Diversifying slightly beyond the US has helped only mildly, with the iShares MSCI ACWI ETF (SSAC), which has some exposure to emerging markets, down by 4.3 per cent.
We added an equal-weight S&P 500 tracker to our Top 50 ETFs list in 2023, based on the argument that it should suffer less in a sell-off led by the likes of the Magnificent Seven.
Equal-weight strategies have their own critics, but have held up well this year: Invesco’s MSCI World Equal Weight ETF (MWEQ) is off by just 0.1 per cent so far in 2025, for example.
Other global trackers that focus less on the most dominant US stocks have dodged a bullet, too. Vanguard’s multi-asset LifeStrategy funds stand out in part due to their bias towards UK equities and lower US allocation compared with a standard MSCI tracker, and that has helped of late.
US equities now make up 70 per cent of the MSCI World Index
Vanguard LifeStrategy 100% Equity (GB00B41XG308) is down by 2.3 per cent so far this year. As bonds help offset equities’ struggles, the LifeStrategy funds with the highest bond (and lowest equity) exposure have fared better still.

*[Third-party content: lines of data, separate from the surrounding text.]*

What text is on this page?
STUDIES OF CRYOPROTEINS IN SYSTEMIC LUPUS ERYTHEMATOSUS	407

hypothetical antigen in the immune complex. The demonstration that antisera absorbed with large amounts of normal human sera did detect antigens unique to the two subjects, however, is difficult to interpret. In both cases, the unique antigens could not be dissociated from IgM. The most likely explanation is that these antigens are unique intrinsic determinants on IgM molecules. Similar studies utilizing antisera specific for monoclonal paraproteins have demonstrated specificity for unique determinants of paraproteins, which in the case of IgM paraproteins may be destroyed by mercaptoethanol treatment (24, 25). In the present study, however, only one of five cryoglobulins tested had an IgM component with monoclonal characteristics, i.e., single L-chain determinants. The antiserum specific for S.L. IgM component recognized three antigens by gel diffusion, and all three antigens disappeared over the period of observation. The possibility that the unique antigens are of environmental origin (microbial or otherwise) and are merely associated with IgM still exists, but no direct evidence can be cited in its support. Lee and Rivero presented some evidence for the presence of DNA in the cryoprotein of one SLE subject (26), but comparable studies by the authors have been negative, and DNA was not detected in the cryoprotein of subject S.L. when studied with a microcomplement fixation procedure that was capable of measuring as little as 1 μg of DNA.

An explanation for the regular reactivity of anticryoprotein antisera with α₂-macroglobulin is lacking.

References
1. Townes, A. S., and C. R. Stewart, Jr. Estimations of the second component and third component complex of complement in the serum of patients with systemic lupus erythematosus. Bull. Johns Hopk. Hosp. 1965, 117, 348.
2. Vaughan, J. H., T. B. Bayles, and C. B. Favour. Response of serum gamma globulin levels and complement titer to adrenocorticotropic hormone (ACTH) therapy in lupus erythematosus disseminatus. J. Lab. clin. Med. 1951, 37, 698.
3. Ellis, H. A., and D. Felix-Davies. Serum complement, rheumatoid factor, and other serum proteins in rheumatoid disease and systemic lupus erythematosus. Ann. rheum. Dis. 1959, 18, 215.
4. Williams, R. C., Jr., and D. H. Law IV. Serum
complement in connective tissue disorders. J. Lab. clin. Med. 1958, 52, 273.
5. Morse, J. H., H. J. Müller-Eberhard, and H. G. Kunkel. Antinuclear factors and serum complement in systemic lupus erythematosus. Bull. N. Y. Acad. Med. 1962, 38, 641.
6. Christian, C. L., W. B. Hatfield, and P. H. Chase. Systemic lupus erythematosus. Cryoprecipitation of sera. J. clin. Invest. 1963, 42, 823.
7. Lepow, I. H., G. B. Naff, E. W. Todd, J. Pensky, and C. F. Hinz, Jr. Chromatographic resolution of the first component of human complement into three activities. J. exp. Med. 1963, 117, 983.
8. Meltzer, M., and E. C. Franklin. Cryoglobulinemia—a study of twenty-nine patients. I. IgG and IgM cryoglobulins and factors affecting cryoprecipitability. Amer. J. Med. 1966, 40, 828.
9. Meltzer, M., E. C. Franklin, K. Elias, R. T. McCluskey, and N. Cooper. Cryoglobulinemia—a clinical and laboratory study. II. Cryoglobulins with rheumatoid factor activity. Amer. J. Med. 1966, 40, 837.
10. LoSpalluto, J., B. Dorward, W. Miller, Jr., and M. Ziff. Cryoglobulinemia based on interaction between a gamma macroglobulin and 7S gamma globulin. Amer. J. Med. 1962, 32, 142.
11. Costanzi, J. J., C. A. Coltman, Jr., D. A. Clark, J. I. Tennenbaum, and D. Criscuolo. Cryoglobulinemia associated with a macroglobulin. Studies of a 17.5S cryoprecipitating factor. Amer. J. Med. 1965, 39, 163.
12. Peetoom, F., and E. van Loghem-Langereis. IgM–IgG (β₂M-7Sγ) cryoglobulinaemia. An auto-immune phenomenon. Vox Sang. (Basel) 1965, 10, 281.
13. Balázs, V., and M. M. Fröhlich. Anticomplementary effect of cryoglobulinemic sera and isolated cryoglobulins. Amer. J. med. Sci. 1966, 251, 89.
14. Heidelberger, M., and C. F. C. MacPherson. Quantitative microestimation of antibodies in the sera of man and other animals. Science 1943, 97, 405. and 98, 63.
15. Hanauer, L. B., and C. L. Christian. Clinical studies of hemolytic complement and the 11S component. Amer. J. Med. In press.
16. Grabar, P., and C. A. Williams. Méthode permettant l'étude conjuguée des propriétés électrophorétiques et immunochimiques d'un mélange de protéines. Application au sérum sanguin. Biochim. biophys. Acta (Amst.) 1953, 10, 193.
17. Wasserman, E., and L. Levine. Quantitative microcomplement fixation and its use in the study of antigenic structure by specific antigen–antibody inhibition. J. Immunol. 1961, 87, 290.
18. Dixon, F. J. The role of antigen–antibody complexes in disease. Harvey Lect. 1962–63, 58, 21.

There are other winners. The Investment Association has several sectors that include multi-asset funds, and the strongest performer from its Mixed Investment 40-85 per cent Shares sector, EdenTree Managed Income (GB0009449710), invests mainly in equities (and mainly in the UK) in its hunt for yield. It appears to have benefited from the fact that income shares and UK large-cap shares have held up well.
One beauty of tracker funds is that they can adapt to the shifting composition of markets over time, meaning the MSCI World index will adjust accordingly if US equities go through a prolonged slump, although this would take a while to play out.
But recent events will remind investors that betting too heavily on one subset of companies can come with risks, and that diversification is the best shot we have at protection in tricky times.